Don’t tell me about Oktoberfest.
I’ll tell you about Oktoberfest.
You see, I’m from Wisconsin (specifically, Milwaukee, as I’ve written about). And because I hail from a city that is synonymous with beer and a state that is awash in Germanic culture… well, let’s just say that I’ve partaken a few times in the festivities.
Hint: When you’re drinking from the glass boot with your friends, avoid gulping the heel. It just bubbles up in your face.
Of course, the tradition of Oktoberfest has spread across America.
Hey, just yesterday, I saw a dozen people dressed in lederhosen, sprinting down the street outside my apartment, in some kind of bizarre footrace for beer. And I live in Los Angeles, far better known for its Latino, Asian, and Armenian influences than its German ones.
The difference is that there is no movement to sever Oktoberfest from its Germanic roots. And nobody views Oktoberfest as an affront to American values, or complains that everything was fine until those damn Bavarians showed up.
You get the picture.
For some mystical reason, it is fine — even glorious — to celebrate Oktoberfest or St. Patrick’s Day. And there will be no political backlash.
Cinco de Mayo and Día de los Muertos, however, are likely to get at least a few people all huffy.

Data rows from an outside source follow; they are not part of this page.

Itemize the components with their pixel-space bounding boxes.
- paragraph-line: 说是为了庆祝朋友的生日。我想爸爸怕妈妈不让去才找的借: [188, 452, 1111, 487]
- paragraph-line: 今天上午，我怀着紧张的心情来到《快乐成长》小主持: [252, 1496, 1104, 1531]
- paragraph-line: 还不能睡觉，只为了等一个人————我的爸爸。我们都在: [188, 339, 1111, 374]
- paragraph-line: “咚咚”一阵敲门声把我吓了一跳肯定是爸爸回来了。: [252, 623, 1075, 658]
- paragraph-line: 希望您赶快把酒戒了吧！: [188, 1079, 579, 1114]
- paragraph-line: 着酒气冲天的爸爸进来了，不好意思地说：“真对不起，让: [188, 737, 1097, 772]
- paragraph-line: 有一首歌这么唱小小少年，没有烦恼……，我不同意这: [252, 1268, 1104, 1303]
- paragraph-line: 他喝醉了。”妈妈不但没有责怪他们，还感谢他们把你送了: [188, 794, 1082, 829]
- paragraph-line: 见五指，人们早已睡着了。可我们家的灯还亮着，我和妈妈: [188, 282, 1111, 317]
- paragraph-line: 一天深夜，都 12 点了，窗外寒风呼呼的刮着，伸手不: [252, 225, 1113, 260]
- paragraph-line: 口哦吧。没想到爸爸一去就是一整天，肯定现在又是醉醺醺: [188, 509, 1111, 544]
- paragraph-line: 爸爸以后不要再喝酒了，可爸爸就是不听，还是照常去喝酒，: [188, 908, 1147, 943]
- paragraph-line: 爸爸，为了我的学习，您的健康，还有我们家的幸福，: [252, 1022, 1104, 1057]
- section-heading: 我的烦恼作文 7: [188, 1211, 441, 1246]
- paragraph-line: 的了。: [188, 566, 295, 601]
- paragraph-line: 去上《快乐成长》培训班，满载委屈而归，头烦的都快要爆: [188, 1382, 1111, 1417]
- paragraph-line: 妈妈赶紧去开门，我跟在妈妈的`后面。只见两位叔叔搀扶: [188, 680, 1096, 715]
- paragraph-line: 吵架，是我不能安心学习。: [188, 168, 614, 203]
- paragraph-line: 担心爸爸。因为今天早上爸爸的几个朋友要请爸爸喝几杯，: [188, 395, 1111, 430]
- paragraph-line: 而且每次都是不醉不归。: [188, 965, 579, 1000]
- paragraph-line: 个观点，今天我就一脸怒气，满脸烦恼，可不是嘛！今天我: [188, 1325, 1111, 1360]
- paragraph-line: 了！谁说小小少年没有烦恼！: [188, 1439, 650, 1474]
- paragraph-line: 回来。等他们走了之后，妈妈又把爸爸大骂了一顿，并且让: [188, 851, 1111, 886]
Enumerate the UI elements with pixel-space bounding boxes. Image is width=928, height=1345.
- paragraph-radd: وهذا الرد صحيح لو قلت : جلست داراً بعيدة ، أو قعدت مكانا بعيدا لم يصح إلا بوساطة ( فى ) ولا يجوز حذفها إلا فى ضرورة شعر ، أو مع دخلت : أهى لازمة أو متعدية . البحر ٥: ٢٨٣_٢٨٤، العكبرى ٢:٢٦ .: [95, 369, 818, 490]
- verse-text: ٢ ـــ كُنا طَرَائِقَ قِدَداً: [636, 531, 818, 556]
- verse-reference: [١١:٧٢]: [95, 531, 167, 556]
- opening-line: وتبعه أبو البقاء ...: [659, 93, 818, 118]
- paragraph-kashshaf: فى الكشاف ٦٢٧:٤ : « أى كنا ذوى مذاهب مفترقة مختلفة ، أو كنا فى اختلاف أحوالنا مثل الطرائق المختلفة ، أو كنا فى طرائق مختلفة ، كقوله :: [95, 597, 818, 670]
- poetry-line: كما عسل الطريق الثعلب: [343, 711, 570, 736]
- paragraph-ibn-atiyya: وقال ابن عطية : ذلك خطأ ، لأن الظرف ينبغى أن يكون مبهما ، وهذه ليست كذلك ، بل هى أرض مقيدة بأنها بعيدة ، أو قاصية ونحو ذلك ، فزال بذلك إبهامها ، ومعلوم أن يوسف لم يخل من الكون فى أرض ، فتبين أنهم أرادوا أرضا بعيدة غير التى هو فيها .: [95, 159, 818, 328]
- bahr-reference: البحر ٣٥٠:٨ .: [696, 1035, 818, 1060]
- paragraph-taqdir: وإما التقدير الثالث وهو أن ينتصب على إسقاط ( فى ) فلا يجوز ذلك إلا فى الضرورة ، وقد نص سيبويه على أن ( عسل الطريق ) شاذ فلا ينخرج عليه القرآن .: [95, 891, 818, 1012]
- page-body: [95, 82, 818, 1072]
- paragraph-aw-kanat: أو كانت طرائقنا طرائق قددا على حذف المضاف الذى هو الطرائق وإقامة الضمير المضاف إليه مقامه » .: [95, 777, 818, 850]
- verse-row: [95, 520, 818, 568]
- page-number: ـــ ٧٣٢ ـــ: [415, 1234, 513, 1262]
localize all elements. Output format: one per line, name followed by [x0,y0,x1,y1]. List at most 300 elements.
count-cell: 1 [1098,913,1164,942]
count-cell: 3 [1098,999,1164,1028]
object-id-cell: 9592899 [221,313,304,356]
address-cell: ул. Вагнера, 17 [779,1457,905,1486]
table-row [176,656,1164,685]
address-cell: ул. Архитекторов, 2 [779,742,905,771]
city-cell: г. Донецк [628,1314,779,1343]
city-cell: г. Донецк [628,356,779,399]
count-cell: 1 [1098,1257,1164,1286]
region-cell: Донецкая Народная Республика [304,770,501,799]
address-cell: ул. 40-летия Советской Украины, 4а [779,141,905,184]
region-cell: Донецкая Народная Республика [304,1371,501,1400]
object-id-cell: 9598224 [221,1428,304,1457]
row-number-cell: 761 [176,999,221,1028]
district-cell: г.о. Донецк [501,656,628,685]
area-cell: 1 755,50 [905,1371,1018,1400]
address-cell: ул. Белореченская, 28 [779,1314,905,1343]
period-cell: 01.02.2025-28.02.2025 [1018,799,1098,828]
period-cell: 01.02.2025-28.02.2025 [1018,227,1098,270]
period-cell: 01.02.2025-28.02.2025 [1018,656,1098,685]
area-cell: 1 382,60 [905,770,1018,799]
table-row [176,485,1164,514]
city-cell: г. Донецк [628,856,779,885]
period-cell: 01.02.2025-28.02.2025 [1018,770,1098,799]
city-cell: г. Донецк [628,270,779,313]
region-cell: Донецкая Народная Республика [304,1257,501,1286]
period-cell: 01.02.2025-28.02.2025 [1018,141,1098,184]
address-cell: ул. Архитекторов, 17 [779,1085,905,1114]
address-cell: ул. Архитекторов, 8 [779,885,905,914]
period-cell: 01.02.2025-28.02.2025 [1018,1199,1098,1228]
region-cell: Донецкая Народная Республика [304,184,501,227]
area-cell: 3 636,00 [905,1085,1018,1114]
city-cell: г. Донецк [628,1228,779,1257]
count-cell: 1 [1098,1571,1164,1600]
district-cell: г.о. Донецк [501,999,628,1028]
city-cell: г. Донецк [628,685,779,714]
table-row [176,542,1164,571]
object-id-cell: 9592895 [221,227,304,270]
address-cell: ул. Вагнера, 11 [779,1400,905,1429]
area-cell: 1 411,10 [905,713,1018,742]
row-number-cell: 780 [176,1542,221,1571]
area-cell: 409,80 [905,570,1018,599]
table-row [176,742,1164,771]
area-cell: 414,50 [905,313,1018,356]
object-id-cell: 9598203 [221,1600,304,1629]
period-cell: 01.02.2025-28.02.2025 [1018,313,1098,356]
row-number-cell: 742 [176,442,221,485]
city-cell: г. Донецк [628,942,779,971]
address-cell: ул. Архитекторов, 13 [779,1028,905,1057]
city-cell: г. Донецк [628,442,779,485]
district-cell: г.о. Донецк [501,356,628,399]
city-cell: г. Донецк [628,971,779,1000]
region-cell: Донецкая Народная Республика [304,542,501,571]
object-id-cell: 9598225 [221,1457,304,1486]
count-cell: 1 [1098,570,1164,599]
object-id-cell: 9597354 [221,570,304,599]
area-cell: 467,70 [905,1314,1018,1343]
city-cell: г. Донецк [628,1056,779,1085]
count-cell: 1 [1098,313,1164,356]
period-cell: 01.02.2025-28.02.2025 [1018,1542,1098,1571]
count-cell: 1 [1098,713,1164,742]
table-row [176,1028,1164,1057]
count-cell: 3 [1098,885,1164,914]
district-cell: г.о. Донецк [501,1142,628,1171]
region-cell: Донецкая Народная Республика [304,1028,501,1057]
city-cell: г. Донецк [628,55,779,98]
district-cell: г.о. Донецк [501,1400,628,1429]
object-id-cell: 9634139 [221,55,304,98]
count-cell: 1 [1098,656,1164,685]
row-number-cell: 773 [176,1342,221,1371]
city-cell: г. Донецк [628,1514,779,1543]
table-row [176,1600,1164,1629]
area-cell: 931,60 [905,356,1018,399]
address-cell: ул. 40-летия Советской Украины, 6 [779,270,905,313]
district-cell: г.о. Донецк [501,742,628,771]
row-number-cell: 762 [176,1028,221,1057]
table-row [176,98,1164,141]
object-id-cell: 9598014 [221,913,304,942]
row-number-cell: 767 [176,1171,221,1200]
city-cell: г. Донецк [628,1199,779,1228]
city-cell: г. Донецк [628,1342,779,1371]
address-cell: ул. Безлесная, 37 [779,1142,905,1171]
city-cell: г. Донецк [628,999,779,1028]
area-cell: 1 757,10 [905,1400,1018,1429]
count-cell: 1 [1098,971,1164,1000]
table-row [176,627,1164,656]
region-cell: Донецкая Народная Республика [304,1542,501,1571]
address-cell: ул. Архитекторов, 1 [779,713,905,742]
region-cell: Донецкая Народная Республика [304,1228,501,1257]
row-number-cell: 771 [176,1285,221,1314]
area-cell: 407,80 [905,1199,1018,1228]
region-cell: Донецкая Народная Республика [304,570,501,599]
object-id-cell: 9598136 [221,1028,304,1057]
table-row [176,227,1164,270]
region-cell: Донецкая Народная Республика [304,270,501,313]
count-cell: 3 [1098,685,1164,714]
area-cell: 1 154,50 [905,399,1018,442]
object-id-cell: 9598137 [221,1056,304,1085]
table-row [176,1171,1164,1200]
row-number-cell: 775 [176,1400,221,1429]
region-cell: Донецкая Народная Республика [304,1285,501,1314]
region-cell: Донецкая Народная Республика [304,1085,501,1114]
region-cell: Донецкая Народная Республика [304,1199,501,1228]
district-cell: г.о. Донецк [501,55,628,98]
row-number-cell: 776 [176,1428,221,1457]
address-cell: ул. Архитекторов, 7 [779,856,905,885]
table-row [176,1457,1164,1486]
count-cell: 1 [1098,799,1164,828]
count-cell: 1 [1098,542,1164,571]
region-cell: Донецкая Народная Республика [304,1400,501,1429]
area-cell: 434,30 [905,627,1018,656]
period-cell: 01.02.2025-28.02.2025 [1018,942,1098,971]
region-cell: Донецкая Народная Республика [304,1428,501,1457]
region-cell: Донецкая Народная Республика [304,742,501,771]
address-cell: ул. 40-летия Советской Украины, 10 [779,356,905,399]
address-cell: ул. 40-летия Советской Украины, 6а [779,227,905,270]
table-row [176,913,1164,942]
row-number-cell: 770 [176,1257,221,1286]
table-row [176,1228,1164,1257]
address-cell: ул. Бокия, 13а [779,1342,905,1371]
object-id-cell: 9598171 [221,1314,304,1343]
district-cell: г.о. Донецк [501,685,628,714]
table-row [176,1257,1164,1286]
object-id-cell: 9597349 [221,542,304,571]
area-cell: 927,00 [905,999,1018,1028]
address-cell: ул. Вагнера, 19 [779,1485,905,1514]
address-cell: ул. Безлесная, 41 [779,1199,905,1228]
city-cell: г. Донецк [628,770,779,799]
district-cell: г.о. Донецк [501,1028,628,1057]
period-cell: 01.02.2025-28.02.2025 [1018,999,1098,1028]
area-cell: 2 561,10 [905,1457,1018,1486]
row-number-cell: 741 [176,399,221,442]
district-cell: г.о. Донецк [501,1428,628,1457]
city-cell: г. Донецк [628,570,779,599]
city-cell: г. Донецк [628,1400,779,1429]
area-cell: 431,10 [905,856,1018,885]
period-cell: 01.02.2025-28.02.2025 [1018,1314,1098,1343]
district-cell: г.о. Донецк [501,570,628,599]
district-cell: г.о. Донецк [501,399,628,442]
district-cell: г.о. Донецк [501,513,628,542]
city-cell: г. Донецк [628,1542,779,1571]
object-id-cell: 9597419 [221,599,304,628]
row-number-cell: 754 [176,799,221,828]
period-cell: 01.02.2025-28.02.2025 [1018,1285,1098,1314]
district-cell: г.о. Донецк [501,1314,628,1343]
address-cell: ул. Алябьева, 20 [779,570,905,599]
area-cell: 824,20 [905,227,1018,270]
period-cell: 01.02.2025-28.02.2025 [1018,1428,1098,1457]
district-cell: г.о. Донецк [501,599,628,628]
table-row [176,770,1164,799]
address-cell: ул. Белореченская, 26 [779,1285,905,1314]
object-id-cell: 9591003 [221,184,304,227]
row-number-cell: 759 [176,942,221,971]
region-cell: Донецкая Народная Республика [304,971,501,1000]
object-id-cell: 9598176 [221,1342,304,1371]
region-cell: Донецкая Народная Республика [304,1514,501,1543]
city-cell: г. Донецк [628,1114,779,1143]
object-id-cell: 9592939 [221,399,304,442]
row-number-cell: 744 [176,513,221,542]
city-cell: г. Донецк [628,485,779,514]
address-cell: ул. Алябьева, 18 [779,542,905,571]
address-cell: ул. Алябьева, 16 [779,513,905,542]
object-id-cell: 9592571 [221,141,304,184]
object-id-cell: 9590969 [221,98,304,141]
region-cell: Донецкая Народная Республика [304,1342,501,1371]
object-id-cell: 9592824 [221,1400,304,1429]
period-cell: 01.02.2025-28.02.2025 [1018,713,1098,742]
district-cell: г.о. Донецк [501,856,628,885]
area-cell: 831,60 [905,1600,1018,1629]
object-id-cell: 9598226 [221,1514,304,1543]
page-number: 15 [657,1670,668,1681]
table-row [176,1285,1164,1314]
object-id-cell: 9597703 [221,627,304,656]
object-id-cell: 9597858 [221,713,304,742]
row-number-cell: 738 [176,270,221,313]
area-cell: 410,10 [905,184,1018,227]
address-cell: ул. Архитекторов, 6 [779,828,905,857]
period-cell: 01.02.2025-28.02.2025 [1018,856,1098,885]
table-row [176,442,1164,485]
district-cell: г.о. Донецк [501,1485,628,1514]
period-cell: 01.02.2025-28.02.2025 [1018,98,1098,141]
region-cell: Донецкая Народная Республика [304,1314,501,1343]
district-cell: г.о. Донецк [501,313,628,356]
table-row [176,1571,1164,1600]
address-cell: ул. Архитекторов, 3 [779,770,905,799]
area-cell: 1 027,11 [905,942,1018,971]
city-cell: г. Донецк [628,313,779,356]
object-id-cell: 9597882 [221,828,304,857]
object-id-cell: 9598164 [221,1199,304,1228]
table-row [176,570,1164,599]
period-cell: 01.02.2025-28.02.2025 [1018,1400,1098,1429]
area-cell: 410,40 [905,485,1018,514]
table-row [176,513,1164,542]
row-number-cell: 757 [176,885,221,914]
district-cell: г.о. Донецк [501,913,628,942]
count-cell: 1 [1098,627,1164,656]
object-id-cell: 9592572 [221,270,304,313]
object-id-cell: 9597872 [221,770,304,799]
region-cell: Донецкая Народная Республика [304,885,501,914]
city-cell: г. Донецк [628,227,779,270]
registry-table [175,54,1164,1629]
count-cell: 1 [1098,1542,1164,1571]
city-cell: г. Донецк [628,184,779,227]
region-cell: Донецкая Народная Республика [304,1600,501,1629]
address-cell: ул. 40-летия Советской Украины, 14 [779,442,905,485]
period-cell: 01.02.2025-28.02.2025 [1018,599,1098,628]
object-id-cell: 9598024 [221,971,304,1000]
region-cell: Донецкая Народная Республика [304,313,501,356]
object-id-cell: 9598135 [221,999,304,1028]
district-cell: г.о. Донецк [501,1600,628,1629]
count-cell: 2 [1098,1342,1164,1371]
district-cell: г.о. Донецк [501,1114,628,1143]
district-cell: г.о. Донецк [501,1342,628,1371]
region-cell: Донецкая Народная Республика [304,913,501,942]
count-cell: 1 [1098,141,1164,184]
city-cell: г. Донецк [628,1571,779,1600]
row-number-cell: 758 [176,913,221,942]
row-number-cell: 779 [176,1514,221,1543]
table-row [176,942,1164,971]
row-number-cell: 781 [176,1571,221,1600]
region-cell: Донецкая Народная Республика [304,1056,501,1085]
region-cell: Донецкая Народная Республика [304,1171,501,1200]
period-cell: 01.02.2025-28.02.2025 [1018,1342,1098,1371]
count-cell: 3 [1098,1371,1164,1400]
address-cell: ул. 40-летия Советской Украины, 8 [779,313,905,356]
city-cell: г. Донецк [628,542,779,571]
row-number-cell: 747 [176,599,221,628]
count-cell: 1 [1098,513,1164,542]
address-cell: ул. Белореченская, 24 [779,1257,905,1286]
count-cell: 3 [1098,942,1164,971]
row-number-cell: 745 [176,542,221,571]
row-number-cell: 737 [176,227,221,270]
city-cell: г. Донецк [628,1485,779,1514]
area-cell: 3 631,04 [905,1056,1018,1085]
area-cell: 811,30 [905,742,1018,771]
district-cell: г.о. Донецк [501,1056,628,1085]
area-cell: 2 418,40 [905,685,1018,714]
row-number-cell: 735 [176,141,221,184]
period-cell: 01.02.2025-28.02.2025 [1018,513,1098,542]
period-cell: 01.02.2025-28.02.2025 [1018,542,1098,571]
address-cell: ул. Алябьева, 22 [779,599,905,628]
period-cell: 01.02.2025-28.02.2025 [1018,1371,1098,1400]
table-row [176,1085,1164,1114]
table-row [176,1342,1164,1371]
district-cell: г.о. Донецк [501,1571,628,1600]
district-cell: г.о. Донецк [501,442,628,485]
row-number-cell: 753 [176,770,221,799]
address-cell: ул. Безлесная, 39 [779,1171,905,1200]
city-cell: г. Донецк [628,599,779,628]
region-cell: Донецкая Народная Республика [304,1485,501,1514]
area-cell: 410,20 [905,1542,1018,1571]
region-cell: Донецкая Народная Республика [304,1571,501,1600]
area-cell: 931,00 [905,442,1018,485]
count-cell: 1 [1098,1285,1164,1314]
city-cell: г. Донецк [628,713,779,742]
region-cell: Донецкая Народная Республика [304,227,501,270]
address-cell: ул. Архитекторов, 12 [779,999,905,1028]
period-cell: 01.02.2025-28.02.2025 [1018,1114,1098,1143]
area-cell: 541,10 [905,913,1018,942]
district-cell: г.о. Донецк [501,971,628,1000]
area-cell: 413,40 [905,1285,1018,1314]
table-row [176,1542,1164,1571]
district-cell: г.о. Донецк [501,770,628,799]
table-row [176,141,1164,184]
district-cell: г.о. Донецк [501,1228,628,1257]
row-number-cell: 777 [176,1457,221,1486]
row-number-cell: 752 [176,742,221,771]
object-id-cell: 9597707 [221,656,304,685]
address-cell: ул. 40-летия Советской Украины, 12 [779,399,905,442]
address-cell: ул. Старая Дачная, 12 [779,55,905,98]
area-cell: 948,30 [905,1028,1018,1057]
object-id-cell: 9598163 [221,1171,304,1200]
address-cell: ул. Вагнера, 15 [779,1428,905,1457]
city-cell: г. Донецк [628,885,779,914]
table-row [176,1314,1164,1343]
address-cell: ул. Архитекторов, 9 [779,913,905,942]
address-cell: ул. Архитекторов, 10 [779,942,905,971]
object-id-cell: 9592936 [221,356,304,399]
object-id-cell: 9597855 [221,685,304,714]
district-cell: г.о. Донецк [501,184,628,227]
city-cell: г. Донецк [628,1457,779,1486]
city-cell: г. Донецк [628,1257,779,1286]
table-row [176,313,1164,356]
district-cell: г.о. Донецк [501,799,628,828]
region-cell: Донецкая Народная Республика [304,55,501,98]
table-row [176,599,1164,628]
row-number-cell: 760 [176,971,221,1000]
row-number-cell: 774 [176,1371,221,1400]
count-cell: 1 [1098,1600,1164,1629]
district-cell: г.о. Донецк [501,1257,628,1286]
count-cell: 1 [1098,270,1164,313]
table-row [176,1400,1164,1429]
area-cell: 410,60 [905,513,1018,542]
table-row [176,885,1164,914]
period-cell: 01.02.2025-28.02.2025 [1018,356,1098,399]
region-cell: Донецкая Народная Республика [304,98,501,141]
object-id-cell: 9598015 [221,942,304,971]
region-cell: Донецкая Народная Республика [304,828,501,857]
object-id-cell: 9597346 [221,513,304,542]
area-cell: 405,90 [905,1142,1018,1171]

When we acknowledge Germanic and Irish culture, no one claims that doing so “divides us” or undermines the quest for a colorblind society (whatever that means) or somehow cheapens the label of “American” because we’ve put “German” or “Irish” in front of it.
This is not the case with any holiday that has committed the grievous sin of having a Spanish name.
Well, I’m sure it’s simply an unfortunate coincidence.
So let’s all just relax and have a beer.